With the limited government economic data and earnings season nearing its end, the host of Federal Reserve speakers will be closely watched. There are thirteen appearances scheduled by Fed officials this week. Perhaps the bright side of the softer economic data discussed previously is that the odds of a Fed rate cut at around 70% in December have moved higher after Chair Powell’s comments following the last cut, which sent them to 62%.

With time running out in calendar year 2025 and no sign of freefall, the odds of recession will likely remain low. The attention of investors and economists has turned to 2026, and some yellow lights have appeared in a creeping increase in the betting odds of a US recession by the end of 2026.

Since the early April lows, gains in stocks have been built on the foundation of receding concerns about tariffs and an economic downturn, further bolstered by the artificial intelligence (AI) wave.

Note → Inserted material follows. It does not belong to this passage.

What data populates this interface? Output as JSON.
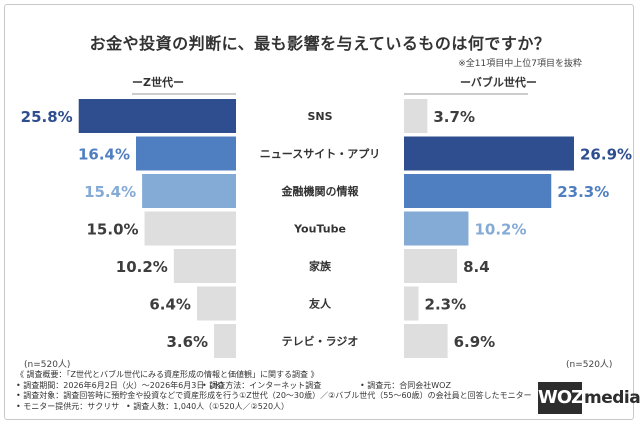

Markets had priced in a very rosy outcome for the economy and earnings, so the volatility could persist if that foundation continues to be shaken. For now, there are no structural cracks; instead, there are some warning signs of slowing momentum and growing downside risks.

Disclosure: Glenview Trust may hold the stocks mentioned in this article within its recommended investment strategies.